Since they cannot remain out of the water for extended periods of time, fish migrate in a number of different ways. Sometimes it’s as simple as a jar, and other times it’s a wheeled mop bucket. In terms of scale, it is a significant departure from the kitchens of I Am Bread and the operating rooms of Surgeon Simulator 2. From its rooftops to its sewer pipes below, the city provides several options for exploration. A nightclub level, for instance, allows the fish to take over the body of an inebriated client after being ingested.
For example, you must evade a human who is pursuing the mop bucket that the fish has stolen. Despite the fact that this may be a lot of fun and a decent challenge at times, the expected and purposely unpleasant controls can often bring the game to a halt. Particularly, one passage does not feel purposely tough, but rather poorly executed. The jar that the player must roll about in after seizing it from a park, which takes the fish to a construction site where chaos ensues, is nearly hard to control during the adventure.
Games like I Am Fish and Surgeon Simulator 2 become irritating due to their lack of unified controls at a certain point. Due to the inconsistency of the game’s checkpoint system, even the smallest mistake can reset a substantial amount of progress. There are levels in I Am Fish that are genuinely amusing and will make players smile, but there’s also a good chance that some of them will leave players with their heads in their hands as they attempt to move a fish from point A to point B over a dozen tries that are thwarted by unresponsive controls rather than a lack of motivation or creativity in planning.
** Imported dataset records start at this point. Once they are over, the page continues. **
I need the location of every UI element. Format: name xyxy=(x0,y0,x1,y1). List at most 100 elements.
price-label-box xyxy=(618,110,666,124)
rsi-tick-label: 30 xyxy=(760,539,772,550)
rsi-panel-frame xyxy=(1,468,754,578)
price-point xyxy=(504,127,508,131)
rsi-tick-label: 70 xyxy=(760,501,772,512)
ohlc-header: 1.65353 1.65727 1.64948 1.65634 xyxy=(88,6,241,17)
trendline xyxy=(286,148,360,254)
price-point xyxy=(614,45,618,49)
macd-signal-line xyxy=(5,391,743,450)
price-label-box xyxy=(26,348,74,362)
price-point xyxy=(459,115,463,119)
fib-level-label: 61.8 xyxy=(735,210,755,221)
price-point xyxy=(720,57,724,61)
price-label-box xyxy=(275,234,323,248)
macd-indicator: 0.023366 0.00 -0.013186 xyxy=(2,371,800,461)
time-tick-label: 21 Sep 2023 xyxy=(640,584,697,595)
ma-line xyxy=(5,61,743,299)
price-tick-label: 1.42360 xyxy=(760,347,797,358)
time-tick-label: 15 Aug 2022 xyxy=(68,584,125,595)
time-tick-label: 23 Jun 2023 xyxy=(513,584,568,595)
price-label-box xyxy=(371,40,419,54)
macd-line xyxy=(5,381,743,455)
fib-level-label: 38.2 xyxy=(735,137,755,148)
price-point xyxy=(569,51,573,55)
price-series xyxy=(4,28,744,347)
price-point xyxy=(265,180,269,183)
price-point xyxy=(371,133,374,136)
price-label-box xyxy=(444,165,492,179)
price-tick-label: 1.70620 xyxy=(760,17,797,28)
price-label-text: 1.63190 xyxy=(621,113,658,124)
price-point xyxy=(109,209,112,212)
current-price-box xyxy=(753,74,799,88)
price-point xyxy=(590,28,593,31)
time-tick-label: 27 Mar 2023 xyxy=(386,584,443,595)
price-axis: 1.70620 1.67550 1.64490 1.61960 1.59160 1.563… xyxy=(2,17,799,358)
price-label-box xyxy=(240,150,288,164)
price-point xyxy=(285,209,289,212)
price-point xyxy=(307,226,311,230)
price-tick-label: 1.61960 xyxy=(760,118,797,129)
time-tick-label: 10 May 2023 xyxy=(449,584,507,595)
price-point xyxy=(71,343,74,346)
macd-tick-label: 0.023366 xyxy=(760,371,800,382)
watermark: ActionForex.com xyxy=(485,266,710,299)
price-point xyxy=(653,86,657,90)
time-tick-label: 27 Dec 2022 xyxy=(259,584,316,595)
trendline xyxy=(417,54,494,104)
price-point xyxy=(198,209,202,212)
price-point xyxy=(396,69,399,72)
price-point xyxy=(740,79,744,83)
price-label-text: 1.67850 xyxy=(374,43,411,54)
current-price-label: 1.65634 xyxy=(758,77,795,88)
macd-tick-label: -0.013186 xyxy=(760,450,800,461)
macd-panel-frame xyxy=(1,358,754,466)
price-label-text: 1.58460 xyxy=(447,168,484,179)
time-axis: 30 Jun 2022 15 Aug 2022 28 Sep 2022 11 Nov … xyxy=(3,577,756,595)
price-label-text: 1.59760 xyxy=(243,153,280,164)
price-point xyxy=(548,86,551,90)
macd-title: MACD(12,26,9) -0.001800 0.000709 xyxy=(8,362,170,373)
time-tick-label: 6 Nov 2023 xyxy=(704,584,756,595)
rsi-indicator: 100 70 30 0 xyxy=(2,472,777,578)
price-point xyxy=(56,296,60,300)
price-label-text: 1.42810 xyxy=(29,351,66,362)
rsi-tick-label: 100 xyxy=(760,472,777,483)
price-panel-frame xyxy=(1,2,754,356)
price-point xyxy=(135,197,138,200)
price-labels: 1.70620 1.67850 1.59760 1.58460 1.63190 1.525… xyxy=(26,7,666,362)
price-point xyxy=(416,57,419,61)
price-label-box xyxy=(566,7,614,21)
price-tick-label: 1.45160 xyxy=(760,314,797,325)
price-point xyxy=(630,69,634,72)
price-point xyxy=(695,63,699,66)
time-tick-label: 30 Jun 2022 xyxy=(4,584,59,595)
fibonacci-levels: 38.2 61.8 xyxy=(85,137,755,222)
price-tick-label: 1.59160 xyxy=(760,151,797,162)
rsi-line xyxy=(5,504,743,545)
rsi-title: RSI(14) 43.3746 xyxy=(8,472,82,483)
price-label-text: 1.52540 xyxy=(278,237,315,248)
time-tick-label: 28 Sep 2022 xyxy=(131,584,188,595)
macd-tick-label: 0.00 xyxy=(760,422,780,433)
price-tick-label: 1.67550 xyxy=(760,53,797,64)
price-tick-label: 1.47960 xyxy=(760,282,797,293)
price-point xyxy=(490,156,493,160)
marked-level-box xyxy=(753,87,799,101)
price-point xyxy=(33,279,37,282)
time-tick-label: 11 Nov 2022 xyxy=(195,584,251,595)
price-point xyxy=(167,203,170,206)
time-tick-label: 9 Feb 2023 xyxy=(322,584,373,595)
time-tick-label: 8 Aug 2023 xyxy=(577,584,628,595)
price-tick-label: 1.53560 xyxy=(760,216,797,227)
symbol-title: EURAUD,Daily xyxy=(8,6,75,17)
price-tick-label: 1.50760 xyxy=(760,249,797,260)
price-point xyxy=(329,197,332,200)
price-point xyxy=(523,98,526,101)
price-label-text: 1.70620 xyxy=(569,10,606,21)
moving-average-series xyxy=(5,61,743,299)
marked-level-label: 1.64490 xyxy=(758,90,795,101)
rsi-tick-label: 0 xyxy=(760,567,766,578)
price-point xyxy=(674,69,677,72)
A fish’s clumsy trek around the city may become monotonous after a while, but I Am Fish contains a great deal of variety to keep things interesting. It is perplexing that one of the playable fish has the capacity to fly. Those who appreciate challenging games like Surgeon Simulator 2 or have a great deal of patience may enjoy this. It is ten to fifteen hours lengthy and does an excellent job of pacing itself, but it will make some viewers want to scream at the television.
The game’s appeal prevents it from becoming an absolute horror. It is humorous and endearing, in contrast to the potentially nasty character of the game. The essential premise of Finding Nemo is present, but Pixar’s emotional touch is gone. I Am Fish is a tiring experience due to its purposely challenging controls. This is feasible, but it does not always work, leaving the player with a terrible experience and no reward when they succeed. I Am Fish may have sunk without its various levels and humorous circumstances, but the game’s immense appeal prevents it from doing so, and anybody with the patience to appreciate it should give it a go.